The issue arises when the concurrent request volume exceeds approximately 200 requests per second. At this threshold, the API begins returning HTTP 500 Internal Server Error responses for roughly 15% of the requests. The error occurs immediately upon initiation, suggesting a backend processing bottleneck rather than a network timeout.

Here is the specific error payload received:

{
"status": 500,
"code": "INTERNAL_SERVER_ERROR",
"message": "Failed to initialize screen recording session due to resource exhaustion. Please retry later."
}

We have verified that the WebSocket connections for the actual screen stream are being established correctly for the successful requests. The failure seems isolated to the API handshake phase. Our current JMeter configuration uses a constant throughput timer to maintain the 200 rps target, with a ramp-up period of 60 seconds.

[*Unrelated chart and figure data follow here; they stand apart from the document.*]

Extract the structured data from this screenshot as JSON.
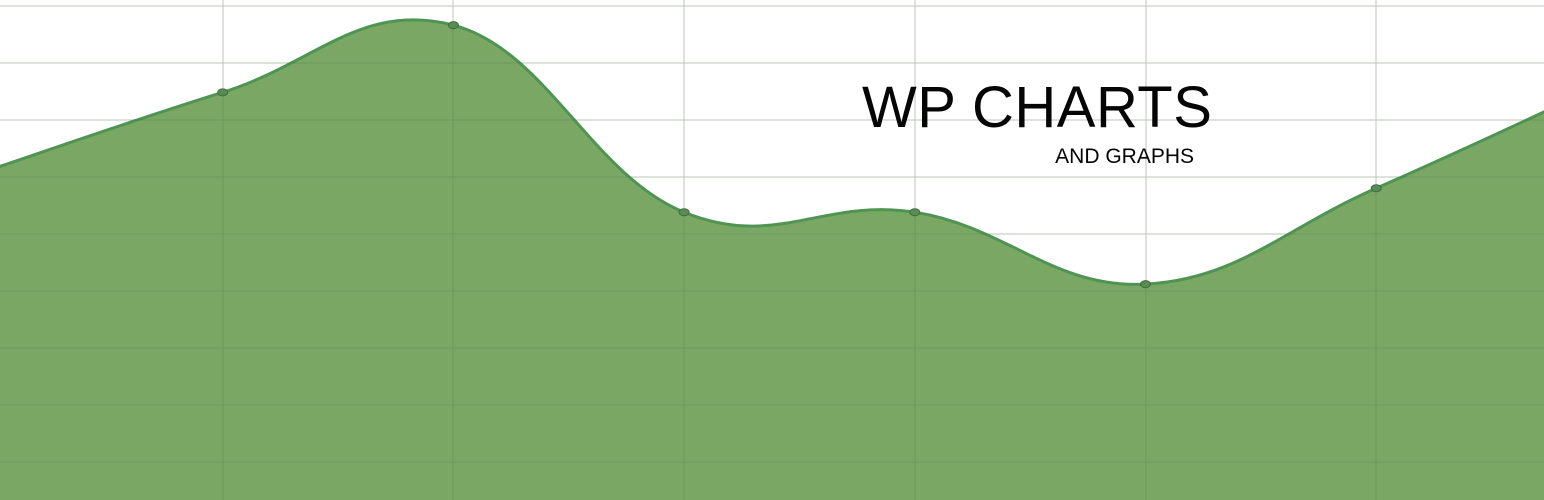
{
  "banner": {
    "title": "WP CHARTS",
    "subtitle": "AND GRAPHS"
  },
  "colors": {
    "background": "#ffffff",
    "area_fill": "#6fa157",
    "area_line": "#4f9453",
    "grid": "#dcdcdc",
    "point": "#5a8a55",
    "text": "#050505"
  },
  "chart_data": {
    "type": "area",
    "smooth": true,
    "grid": true,
    "x": [
      0,
      1,
      2,
      3,
      4,
      5,
      6,
      7
    ],
    "values": [
      55,
      71,
      85,
      46,
      46,
      31,
      51,
      73
    ],
    "ylim": [
      -14,
      89
    ]
  }
}
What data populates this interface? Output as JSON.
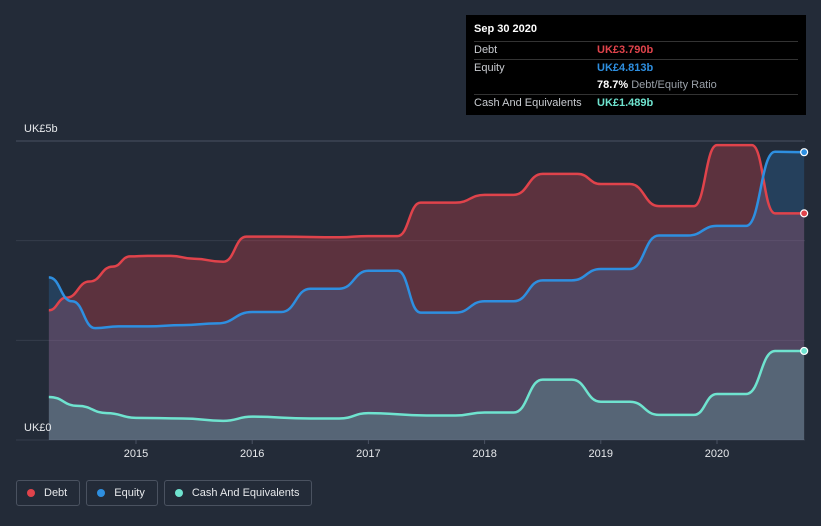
{
  "chart_data": {
    "type": "area",
    "ylabel_top": "UK£5b",
    "ylabel_bottom": "UK£0",
    "ylim": [
      0,
      5
    ],
    "x_ticks": [
      "2015",
      "2016",
      "2017",
      "2018",
      "2019",
      "2020"
    ],
    "series": [
      {
        "name": "Debt",
        "color": "#e0434b",
        "points": [
          [
            2014.25,
            2.17
          ],
          [
            2014.4,
            2.38
          ],
          [
            2014.6,
            2.65
          ],
          [
            2014.8,
            2.9
          ],
          [
            2014.95,
            3.07
          ],
          [
            2015.1,
            3.08
          ],
          [
            2015.3,
            3.08
          ],
          [
            2015.5,
            3.03
          ],
          [
            2015.75,
            2.98
          ],
          [
            2015.95,
            3.4
          ],
          [
            2016.25,
            3.4
          ],
          [
            2016.75,
            3.39
          ],
          [
            2017.0,
            3.41
          ],
          [
            2017.25,
            3.41
          ],
          [
            2017.45,
            3.97
          ],
          [
            2017.75,
            3.97
          ],
          [
            2018.0,
            4.1
          ],
          [
            2018.25,
            4.1
          ],
          [
            2018.5,
            4.45
          ],
          [
            2018.8,
            4.45
          ],
          [
            2019.0,
            4.28
          ],
          [
            2019.25,
            4.28
          ],
          [
            2019.5,
            3.91
          ],
          [
            2019.8,
            3.91
          ],
          [
            2020.0,
            4.93
          ],
          [
            2020.3,
            4.93
          ],
          [
            2020.5,
            3.79
          ],
          [
            2020.75,
            3.79
          ]
        ]
      },
      {
        "name": "Equity",
        "color": "#2e8fe0",
        "points": [
          [
            2014.25,
            2.72
          ],
          [
            2014.45,
            2.32
          ],
          [
            2014.65,
            1.87
          ],
          [
            2014.85,
            1.9
          ],
          [
            2015.1,
            1.9
          ],
          [
            2015.4,
            1.92
          ],
          [
            2015.7,
            1.95
          ],
          [
            2016.0,
            2.14
          ],
          [
            2016.25,
            2.14
          ],
          [
            2016.5,
            2.53
          ],
          [
            2016.75,
            2.53
          ],
          [
            2017.0,
            2.83
          ],
          [
            2017.25,
            2.83
          ],
          [
            2017.45,
            2.13
          ],
          [
            2017.75,
            2.13
          ],
          [
            2018.0,
            2.32
          ],
          [
            2018.25,
            2.32
          ],
          [
            2018.5,
            2.67
          ],
          [
            2018.75,
            2.67
          ],
          [
            2019.0,
            2.86
          ],
          [
            2019.25,
            2.86
          ],
          [
            2019.5,
            3.42
          ],
          [
            2019.75,
            3.42
          ],
          [
            2020.0,
            3.58
          ],
          [
            2020.25,
            3.58
          ],
          [
            2020.5,
            4.82
          ],
          [
            2020.75,
            4.813
          ]
        ]
      },
      {
        "name": "Cash And Equivalents",
        "color": "#6fe3cf",
        "points": [
          [
            2014.25,
            0.72
          ],
          [
            2014.5,
            0.57
          ],
          [
            2014.75,
            0.45
          ],
          [
            2015.0,
            0.37
          ],
          [
            2015.4,
            0.36
          ],
          [
            2015.75,
            0.32
          ],
          [
            2016.0,
            0.39
          ],
          [
            2016.5,
            0.36
          ],
          [
            2016.75,
            0.36
          ],
          [
            2017.0,
            0.45
          ],
          [
            2017.5,
            0.41
          ],
          [
            2017.75,
            0.41
          ],
          [
            2018.0,
            0.46
          ],
          [
            2018.25,
            0.46
          ],
          [
            2018.5,
            1.01
          ],
          [
            2018.75,
            1.01
          ],
          [
            2019.0,
            0.64
          ],
          [
            2019.25,
            0.64
          ],
          [
            2019.5,
            0.42
          ],
          [
            2019.8,
            0.42
          ],
          [
            2020.0,
            0.77
          ],
          [
            2020.25,
            0.77
          ],
          [
            2020.5,
            1.489
          ],
          [
            2020.75,
            1.489
          ]
        ]
      }
    ]
  },
  "tooltip": {
    "date": "Sep 30 2020",
    "rows": [
      {
        "label": "Debt",
        "value": "UK£3.790b",
        "color": "#e0434b"
      },
      {
        "label": "Equity",
        "value": "UK£4.813b",
        "color": "#2e8fe0"
      },
      {
        "label": "",
        "value": "78.7%",
        "suffix": "Debt/Equity Ratio",
        "color": "#ffffff"
      },
      {
        "label": "Cash And Equivalents",
        "value": "UK£1.489b",
        "color": "#6fe3cf"
      }
    ]
  },
  "legend": [
    {
      "label": "Debt",
      "color": "#e0434b"
    },
    {
      "label": "Equity",
      "color": "#2e8fe0"
    },
    {
      "label": "Cash And Equivalents",
      "color": "#6fe3cf"
    }
  ]
}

Given that we are in the Asia/Singapore timezone, there might be regional edge node capacity constraints, but the documentation does not explicitly state per-region limits for screen recording initiation. We are also checking if there are any specific rate limits or quotas that apply to the screen recording endpoints that differ from standard call recording APIs.

Has anyone encountered similar resource exhaustion errors when scaling screen recording initiations? Are there recommended JMeter configurations or API patterns to mitigate this issue without reducing the concurrent user count? We need to ensure our architecture can support sudden spikes in agent activity without dropping recording sessions.

Have you tried isolating the payload size issue from the routing logic? A common fix is to align JMeter thread counts with the 10 req/s tenant limit. Monitor Queue Performance dashboards for correlation with recording spikes. Verify Service Level metrics remain stable during these tests to ensure no downstream impact on agent capacity.